Mai tirare al sacco quando è fermo. Si colpisce ciò che si muove, per sbilanciare o frenare. La vita è nel movimento, ciò che è immobile è morto. Colpire il sacco fermo distrugge solo le dita.

Davide Enia, Appunti per un naufragio – p. 7

«Se hai davanti a te tre persone che stanno andando a fondo e cinque metri più in là sta affogando una madre con un bambino, che fai? Dove vai? Chi salvi prima? I tre qui davanti o la madre con il neonato che stanno lì?». Era una domanda smisurata.

Davide Enia, Appunti per un naufragio – p. 25

Credo che il fatto più traumatico sia stato l’avere avuto paura. Il sentimento della paura provata me lo porto dentro con grande senso di colpa, anche se poi l’ho rielaborato dicendo: “Ok, avere paura è normale, è umano, l’importante è superarla”. Però ce ne vergogniamo, io e Melo, perché c’è stata.

Davide Enia, Appunti per un naufragio – p. 26

La paura del diverso, di quello che non conosci, qualunque cosa essa sia, umano, animale, naturale, è normale.
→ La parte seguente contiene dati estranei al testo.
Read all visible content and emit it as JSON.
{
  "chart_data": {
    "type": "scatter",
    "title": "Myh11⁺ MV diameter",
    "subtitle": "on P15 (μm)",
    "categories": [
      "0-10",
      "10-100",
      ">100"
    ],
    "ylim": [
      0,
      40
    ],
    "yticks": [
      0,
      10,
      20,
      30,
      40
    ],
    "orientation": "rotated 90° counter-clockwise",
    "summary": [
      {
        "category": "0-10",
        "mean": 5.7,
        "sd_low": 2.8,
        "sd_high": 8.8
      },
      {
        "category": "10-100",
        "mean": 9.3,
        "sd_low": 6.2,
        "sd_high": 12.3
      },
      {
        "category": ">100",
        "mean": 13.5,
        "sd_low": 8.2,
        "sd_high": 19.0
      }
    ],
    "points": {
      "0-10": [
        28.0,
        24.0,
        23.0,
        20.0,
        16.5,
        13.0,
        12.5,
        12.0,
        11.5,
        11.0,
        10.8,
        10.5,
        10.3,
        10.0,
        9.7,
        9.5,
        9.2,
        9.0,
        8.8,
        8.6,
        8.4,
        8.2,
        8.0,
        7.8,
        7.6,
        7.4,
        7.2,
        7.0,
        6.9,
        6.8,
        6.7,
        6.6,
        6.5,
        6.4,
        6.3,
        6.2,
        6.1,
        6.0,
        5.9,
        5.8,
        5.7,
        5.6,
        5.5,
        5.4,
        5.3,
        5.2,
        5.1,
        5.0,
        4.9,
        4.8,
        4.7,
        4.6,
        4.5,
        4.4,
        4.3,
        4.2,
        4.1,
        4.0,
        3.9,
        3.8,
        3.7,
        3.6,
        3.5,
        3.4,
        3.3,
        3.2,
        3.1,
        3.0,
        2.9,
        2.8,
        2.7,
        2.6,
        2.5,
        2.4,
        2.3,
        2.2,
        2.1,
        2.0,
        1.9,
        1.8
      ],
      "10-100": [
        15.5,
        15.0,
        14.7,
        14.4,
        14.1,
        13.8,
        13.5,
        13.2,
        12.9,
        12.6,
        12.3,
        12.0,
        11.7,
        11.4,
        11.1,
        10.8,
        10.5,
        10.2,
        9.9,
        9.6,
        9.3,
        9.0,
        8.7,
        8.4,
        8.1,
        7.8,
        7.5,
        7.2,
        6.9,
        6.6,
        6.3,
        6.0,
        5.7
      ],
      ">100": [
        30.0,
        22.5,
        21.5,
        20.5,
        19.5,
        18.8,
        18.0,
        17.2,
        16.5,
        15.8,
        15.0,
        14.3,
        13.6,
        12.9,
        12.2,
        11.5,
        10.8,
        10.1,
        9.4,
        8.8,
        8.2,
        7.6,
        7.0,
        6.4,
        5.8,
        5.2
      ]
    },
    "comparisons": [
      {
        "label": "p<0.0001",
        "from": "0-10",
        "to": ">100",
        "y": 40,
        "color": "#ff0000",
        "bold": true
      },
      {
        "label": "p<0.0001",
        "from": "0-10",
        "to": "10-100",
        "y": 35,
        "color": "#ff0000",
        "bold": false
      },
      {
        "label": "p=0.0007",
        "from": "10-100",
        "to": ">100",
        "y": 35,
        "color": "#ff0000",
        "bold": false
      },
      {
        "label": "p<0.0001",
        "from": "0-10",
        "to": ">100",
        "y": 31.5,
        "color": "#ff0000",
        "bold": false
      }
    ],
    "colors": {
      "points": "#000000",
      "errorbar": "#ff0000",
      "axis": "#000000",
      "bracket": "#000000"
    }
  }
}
E se la superi la prima volta, probabilmente non ti si ripresenterà più.

Davide Enia, Appunti per un naufragio – p. 41

Perché la fotografia si fa sostanzialmente a piedi: devi camminare, non è che hai molte altre possibilità. Devi girare, senza cercare niente di particolare, quello che vuoi fotografare ce l’hai già dentro.

Davide Enia, Appunti per un naufragio – p. 76

Ecco il senso della parabola della pecorella smarrita, pensavo. Confidare che il gregge non affoghi mentre si prova a recuperare chi è stato portato via dalla corrente. C’era tutto il catechismo che avevo studiato da bambino in quelle parole.

Davide Enia, Appunti per un naufragio – p. 84

Prima io ero portata a vedere soltanto il loro carico di sofferenza, i corpi smagriti, i lividi, le cicatrici, gli occhi impauriti. Guardavo queste persone da un piedistallo, capisci? Da una posizione per cui loro, proprio perché qui ricevono aiuto, sono e saranno sempre in difetto.

Davide Enia, Appunti per un naufragio – p. 84

Avevo appena compreso che era ed è un errore gigantesco trattarli in maniera così ottusamente paternalista. C’è altro, oltre la disperazione. C’è la voglia di riscatto e di una vita migliore, ci sono le canzoni e i giochi, i desideri di alcuni cibi in particolare e la voglia di scherzare con gli altri.

Davide Enia, Appunti per un naufragio – p. 120

Una ragazza fenicia scappa dalla città di Tiro, attraversando il deserto fino al suo termine, fino a quando i piedi non riescono più ad andare avanti perché di fronte c’è il mare. Allora incontra un toro bianco, che si piega e la accoglie sul dorso, facendosi barca e solcando il mare, fino a farla approdare a Creta. La ragazza si chiama Europa. Questa è la nostra origine. Siamo figli di una traversata in barca.

Davide Enia, Appunti per un naufragio – p. 174

Oppure, Lampedusa da lampas, la fiaccola che risplende nel buio, luce che sconfigge lo scuro.

«Che dici, lo aggiungo al romanzo, zio?».

«Sì, mettilo alla fine, è bello concludere con la luce e con la resistenza».